Crucifixo na catedral católica de Westminster, Inglaterra
“Eu percebi rapidamente que argumentar contra a existência de Deus era um erro: Dawkins, por exemplo, dá um tratamento superficial a Tomás de Aquino e distorce as provas, para variar.

“Informando-me melhor sobre as ideias aristotélico-tomistas, eu as considerei uma explanação bastante válida do mundo natural, contra a qual os filósofos ateus não tinham conseguido fazer um ataque coerente.

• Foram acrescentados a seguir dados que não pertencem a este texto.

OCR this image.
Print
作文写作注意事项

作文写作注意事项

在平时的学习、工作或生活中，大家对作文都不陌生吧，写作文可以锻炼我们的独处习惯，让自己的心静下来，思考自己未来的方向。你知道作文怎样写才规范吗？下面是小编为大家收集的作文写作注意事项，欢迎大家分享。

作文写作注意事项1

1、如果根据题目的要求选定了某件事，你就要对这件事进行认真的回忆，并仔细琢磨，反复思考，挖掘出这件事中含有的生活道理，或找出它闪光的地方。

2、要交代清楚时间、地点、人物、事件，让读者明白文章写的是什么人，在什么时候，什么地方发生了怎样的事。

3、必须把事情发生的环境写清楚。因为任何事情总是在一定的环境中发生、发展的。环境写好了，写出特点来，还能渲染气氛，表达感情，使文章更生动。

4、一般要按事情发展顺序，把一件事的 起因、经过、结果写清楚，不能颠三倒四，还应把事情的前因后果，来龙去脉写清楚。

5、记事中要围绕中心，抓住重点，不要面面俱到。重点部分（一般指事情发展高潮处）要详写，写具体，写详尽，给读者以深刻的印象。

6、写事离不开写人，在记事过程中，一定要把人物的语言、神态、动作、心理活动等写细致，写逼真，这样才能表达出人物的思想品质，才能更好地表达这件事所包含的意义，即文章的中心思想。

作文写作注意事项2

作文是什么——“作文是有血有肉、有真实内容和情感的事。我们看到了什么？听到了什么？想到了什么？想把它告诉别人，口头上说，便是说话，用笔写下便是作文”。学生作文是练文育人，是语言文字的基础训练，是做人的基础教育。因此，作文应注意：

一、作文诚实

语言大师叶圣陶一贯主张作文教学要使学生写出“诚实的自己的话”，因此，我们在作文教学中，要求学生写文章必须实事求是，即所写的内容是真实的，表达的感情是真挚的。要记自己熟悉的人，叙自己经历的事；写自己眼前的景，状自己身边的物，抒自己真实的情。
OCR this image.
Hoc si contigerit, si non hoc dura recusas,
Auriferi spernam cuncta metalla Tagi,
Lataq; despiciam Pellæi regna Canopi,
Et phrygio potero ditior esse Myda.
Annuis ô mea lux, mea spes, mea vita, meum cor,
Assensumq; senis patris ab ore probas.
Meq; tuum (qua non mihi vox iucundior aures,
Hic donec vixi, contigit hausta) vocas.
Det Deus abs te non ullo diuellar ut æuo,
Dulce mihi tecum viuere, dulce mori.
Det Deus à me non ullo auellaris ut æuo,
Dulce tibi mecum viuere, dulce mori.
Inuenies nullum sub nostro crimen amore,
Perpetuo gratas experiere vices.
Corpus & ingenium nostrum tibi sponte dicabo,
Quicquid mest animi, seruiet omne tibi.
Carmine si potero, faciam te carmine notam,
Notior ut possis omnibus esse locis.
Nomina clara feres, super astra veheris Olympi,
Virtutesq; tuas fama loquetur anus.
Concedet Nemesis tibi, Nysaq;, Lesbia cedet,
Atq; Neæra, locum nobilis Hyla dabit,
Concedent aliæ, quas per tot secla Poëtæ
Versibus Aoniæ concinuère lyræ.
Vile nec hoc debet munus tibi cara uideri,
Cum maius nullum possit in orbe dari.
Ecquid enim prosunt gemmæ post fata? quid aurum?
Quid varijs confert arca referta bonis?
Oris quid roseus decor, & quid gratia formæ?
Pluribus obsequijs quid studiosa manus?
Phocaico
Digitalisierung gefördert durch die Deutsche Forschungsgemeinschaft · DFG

“Eu sempre considerei que a sola scriptura [do protestantismo], mesmo com suas evidentes falácias e deficiências, era de certo modo consistente, acreditando nos cristãos que leem a Bíblia. Então fiquei surpresa ao descobrir que esta visão poderia ser refutada com veemência, tanto do ponto de vista católico – lendo a Bíblia através da Igreja e de sua história, à luz da Tradição – quanto do ateu.”

Mas Megan procurava absurdos e inconsistências na fé católica para tentar enganar-se a si própria e recusar o catolicismo.

Na Páscoa “eu não podia mais ficar parada. Eu fui batizada e confirmada na Igreja Católica.”

Na Páscoa “eu não podia mais ficar parada.
Eu fui batizada e confirmada na Igreja Católica.”
Nesse luta ganhou um resto de retidão que havia nela.

A beleza e a autenticidade das partes do catolicismo aparentemente mais difíceis, como a moral sexual, tornaram-se cada vez mais claras para ela.

Megan nunca havia praticado a religião. Nada de oração, hinos ou Missa, tudo lhe soava estranho.

Os livros levaram-na a ver o catolicismo como algo plausível, “mas o catolicismo como uma verdade viva eu só entendi observando aqueles que já serviam a Igreja por meio da vida da graça”.

E o bom exemplo valeu mais do que a montanha de livros.

Na Páscoa de 2013 ela caiu em si.

“A vida da fé começou a fazer bastante sentido para mim, a ponto de eu não poder mais justificar ficar parada. Eu fui batizada e confirmada na Igreja Católica.”